“Palmyra”: Brighton Fringe

Jeremy Malies in East Sussex
15 August 2017

 

As part of the Brighton Festival, the Brighthelm Centre hosted Palmyra by Bertrand Lesca and Nasi Voutsas. The writer-performers use the destruction of architecture in the Syrian city by ISIS as the starting point for a discussion of power struggles and conflict resolution working in an improvised style that involves much clowning.

In the summer of 2015, jihadists captured Palmyra which has structures from as early as 32AD. Of Roman origin and so pre-dating Islam, the building remnants are considered idolatrous by fundamentalist insurgents.

In an oblique manner, Lesca and Voutsas argue on stage, with Lesca always getting the better of the exchanges. The action includes moving around on skateboards, smashing of ceramics and emptying of boxes of previously broken sculptures that I took as having come from Palmyra.

This action is slow, the physical business with ceramic fragments soon palls and the arguments between the two performers often descend into sub-Beckettian absurdism. Voutsas is the stooge and Lesca berates him with a stream of ridicule while putting us on edge by telling us we should take part.

I don’t know what this exercise is trying to do other than perhaps encourage broad meditation on organized militancy. It’s not lost on me that Palmyra once stood at an east-west crossroads of the ancient world equidistant from the Euphrates and the Mediterranean. Politics in this small region (particularly with the threat of proxy wars) may yet affect world peace. Had I found the clowning remotely funny I might have interpreted all this less literally.

 

Nasi Voutsas and Bertrand Lesca in PalmyraPhoto credit: Alex Brenner.

 

The play involves much spectator participation to the point of the actors suggesting that we should shape the whole direction of the work. I would back the theatrical literacy of a Brighton Festival audience against all-comers but we seemed to go up blind alleys. The performers’ attitude to us is mildly confrontational though nowhere near the deliberate strategy of embarrassment used by Belgian company Ontroerend Goed.

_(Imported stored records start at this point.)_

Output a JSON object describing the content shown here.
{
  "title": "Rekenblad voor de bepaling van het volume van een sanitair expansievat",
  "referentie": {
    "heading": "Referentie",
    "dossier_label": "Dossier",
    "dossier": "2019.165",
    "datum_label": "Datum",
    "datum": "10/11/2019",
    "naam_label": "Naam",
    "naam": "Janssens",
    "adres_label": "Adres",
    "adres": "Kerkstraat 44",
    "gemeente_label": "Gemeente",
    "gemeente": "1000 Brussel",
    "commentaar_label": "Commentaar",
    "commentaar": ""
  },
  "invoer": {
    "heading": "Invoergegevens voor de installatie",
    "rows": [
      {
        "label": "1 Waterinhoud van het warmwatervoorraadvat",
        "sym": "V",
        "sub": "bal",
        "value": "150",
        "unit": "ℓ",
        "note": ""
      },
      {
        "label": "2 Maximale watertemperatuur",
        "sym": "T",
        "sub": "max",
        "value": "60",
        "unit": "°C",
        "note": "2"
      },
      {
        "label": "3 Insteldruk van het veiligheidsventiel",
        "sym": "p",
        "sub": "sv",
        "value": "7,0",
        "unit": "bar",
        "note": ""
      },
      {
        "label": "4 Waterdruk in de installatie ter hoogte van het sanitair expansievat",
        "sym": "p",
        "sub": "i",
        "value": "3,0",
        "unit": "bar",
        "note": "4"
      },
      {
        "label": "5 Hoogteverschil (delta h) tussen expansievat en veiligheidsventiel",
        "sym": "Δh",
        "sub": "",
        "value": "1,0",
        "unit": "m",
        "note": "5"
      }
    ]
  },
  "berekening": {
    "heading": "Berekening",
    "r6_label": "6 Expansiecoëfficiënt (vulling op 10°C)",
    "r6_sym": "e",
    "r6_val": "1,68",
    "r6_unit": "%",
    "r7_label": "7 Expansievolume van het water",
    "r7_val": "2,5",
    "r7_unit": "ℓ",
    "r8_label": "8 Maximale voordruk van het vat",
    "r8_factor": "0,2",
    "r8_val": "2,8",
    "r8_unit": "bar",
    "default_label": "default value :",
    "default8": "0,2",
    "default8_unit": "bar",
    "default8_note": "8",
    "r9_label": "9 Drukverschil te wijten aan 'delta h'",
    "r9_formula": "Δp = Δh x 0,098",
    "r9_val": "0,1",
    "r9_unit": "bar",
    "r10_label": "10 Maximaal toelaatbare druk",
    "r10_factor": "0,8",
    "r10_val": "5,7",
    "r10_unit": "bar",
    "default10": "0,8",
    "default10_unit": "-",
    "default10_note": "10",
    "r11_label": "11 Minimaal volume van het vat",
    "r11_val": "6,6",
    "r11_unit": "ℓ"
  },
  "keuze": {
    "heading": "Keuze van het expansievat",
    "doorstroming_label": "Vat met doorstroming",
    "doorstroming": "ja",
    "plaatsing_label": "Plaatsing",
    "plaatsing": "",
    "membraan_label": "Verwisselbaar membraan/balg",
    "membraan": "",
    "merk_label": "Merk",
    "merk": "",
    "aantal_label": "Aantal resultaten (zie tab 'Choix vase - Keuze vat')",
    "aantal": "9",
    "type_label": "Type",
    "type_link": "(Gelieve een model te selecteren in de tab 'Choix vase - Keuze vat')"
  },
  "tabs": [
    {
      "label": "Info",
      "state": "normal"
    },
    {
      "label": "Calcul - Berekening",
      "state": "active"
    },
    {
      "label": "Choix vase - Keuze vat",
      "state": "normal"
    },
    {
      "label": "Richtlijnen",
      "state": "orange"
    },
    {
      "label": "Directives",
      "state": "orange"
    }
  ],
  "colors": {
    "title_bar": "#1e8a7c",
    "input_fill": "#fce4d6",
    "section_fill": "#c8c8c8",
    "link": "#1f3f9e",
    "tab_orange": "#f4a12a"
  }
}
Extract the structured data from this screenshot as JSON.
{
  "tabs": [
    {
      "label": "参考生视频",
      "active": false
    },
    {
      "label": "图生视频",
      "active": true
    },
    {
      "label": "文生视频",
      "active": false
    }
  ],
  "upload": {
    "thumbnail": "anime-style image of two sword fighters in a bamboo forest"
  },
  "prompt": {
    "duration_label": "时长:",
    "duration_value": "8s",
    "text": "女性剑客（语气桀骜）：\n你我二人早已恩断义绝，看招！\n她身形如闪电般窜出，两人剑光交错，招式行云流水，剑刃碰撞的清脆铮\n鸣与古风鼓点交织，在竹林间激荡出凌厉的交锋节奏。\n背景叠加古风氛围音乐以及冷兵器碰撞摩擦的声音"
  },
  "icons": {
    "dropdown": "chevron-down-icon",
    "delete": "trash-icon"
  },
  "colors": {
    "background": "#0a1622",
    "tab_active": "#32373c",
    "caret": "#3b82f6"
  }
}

When French-born Lesca began to quiz people at random about their knowledge of Paris and asked a Francophone student how well she knew the poetry of Verlaine and Jacques Prévert I would have headed for the door had I not been on a press ticket. (Earlier, Lesca has told Voutsas that only people who are saturated in poetry are welcome.)

 

Nasi Voutsas and Bertrand Lesca in PalmyraPhoto credit: Alex Brenner.
 

Palmyra may be an allegorical springboard for evaluation of many types of religious strife including the Balkans and sectarian tensions in Ireland. You certainly couldn’t accuse this piece of being prescriptive. But perhaps this is the problem? If ISIS really is the topic and it’s to be analyzed on stage, a wilfully obscure set of musings anchored on spontaneous (and at times flippant) contributions from confused audience members seems reprehensible. Events at Palmyra illustrate such a stark duality of outlook that they should be treated in unambiguous terms or not at all. Lesca and Voutsas hitch a ride on events of global importance and by ducking serious debate they trivialize them.

The fighting at Palmyra included air strikes, use of gas, and execution of Syrian soldiers on the steps of the amphitheatre by ISIS recruits as young as 13. The area is still being cleared of mines. Some day, theatre-makers may discuss the topic responsibly, put it in perspective and contribute in a small way to solving an ongoing issue that even the most optimistic analysts predict will last two generations. This project is not it and one of my colleagues in Australia has been similarly underwhelmed.